ハリウッド史に残る「美人女優惨殺」を検死した日本人法医学者の告白

映画『ワンアポ』で話題の事件の裏側

謎多き事件を担当した日本人法医学者

2019年8月30日、クエンティン・タランティーノ監督の最新作『ワンス・アポン・ア・タイム・イン・ハリウッド』が日本で上映を開始した。大物俳優のレオナルド・ディカプリオとブラッド・ピットが初共演するということもあって、上映前から、メディアでも大きく取り上げられていた。

 

そのちょうど1ヵ月前、ある年配の法医学者が日本に到着した。その人物は、1967年から15年にわたって、米カリフォルニア州のロサンゼルス郡検視局長を務めた日本人のトーマス・野口氏。現在でも現役で仕事を続けている92歳の野口氏は、東京で行われた世界医事法学会の学会に参加するために日本を訪れた。

 

筆者は拙著『ハリウッド検視ファイル トーマス野口の遺言』(新潮社)で彼の人生を記録する取材を始める前から、野口氏とは交流を続け、現在でもお互いが日米を行き来する際に顔を合わせている。

米在住の野口氏がそのタイミングで日本に降り立った事実に、何か因縁めいたものを感じた。というのも、その少し後に上映が始まった『ワンス・アポン・ア・タイム・イン・ハリウッド』の題材でもある「シャロン・テート刺殺事件」では、当時、検視局長だった野口氏が自ら現場で検視を行い、被害者たちの検視解剖を行ったからだ。
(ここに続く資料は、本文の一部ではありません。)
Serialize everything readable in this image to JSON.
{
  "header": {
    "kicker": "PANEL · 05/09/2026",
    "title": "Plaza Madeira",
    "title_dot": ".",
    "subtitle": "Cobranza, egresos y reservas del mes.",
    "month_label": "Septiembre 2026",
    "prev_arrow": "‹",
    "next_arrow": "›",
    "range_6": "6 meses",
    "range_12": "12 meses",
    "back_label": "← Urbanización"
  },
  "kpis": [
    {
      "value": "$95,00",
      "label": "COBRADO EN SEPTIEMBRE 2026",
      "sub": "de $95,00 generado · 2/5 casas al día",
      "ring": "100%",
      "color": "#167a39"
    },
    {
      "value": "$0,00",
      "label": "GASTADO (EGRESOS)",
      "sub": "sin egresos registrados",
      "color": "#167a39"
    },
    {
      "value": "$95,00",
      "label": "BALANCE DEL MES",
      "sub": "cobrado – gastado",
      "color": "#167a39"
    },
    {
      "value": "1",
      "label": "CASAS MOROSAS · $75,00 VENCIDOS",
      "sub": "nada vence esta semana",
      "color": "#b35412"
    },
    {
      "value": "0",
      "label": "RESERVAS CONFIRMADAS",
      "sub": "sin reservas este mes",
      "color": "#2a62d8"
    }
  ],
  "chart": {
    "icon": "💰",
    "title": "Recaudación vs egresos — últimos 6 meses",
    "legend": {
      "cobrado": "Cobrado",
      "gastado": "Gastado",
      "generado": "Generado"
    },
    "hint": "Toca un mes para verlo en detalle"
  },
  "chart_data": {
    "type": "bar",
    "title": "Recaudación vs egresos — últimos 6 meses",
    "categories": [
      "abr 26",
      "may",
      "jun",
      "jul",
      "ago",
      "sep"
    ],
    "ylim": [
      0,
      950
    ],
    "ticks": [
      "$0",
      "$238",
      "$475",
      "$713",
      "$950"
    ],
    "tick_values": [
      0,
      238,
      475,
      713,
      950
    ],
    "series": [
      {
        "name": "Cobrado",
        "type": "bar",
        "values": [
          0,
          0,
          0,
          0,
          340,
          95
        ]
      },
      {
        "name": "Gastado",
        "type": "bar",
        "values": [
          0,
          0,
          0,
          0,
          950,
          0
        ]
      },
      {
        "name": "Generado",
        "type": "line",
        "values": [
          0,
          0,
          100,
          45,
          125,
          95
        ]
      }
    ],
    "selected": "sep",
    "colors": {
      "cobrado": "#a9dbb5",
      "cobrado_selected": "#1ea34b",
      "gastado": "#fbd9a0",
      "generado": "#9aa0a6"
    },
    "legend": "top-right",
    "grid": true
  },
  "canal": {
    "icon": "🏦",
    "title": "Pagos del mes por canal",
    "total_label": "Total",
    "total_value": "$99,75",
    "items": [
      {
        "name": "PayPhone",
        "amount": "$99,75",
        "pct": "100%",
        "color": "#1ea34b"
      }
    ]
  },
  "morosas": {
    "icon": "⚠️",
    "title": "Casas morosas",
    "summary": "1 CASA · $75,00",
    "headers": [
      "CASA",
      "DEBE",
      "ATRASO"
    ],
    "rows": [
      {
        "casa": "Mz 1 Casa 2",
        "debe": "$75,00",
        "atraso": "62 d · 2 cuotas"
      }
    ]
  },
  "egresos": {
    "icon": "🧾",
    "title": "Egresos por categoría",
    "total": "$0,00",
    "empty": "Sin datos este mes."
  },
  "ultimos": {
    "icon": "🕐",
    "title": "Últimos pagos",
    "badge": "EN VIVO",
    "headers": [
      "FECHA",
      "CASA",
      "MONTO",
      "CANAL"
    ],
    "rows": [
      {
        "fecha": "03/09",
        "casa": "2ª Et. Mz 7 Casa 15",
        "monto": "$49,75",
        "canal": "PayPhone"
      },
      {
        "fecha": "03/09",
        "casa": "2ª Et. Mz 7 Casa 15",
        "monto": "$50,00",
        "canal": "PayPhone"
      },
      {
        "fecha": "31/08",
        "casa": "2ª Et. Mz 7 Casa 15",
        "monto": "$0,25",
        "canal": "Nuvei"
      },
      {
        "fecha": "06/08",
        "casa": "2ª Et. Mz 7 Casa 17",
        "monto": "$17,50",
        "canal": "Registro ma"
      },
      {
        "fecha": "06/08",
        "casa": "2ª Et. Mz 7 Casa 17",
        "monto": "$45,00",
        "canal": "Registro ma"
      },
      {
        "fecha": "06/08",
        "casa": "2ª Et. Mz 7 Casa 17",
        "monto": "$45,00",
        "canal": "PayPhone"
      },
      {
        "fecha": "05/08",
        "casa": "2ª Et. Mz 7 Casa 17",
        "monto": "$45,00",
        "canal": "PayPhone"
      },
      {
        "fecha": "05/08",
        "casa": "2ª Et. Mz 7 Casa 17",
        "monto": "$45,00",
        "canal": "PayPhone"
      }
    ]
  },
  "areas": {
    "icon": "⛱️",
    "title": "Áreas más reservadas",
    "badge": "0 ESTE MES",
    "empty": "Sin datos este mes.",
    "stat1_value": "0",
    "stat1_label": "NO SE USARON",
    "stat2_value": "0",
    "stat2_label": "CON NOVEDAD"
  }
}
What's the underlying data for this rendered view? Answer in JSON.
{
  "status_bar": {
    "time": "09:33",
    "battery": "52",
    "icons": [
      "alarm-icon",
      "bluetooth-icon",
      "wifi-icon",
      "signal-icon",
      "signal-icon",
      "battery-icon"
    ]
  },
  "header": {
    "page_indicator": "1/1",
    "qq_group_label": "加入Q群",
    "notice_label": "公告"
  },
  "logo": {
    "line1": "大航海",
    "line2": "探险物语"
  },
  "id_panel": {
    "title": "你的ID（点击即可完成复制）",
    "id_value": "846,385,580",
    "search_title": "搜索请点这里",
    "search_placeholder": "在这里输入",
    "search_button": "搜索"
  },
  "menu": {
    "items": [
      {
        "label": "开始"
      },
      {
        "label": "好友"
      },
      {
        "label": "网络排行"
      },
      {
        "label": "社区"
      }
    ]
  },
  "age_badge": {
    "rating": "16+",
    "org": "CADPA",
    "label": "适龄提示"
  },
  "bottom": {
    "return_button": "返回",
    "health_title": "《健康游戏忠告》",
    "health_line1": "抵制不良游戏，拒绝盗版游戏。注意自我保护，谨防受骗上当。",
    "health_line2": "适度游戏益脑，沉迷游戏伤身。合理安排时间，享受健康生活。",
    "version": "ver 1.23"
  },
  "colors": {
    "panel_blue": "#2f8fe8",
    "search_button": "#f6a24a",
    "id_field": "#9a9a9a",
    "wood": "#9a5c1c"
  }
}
シャロン・テート(Photo by gettyimages)

この事件では、カルト指導者だったチャールズ・マンソンと、彼の作った「マンソン・ファミリー」と呼ばれるカルト集団が犯行に関与していたことで、猟奇的な事件として大きな騒動になった。

同映画については、ネタバレしないよう、これ以上は触れないが、映画をより深く理解するには、日本ではあまり馴染みのないこの「シャロン・テート刺殺事件」について知っておいたほうがいい。そして謎の多いこの事件を法医学の側面から支えたのが、日本人のトーマス野口だったという事実も。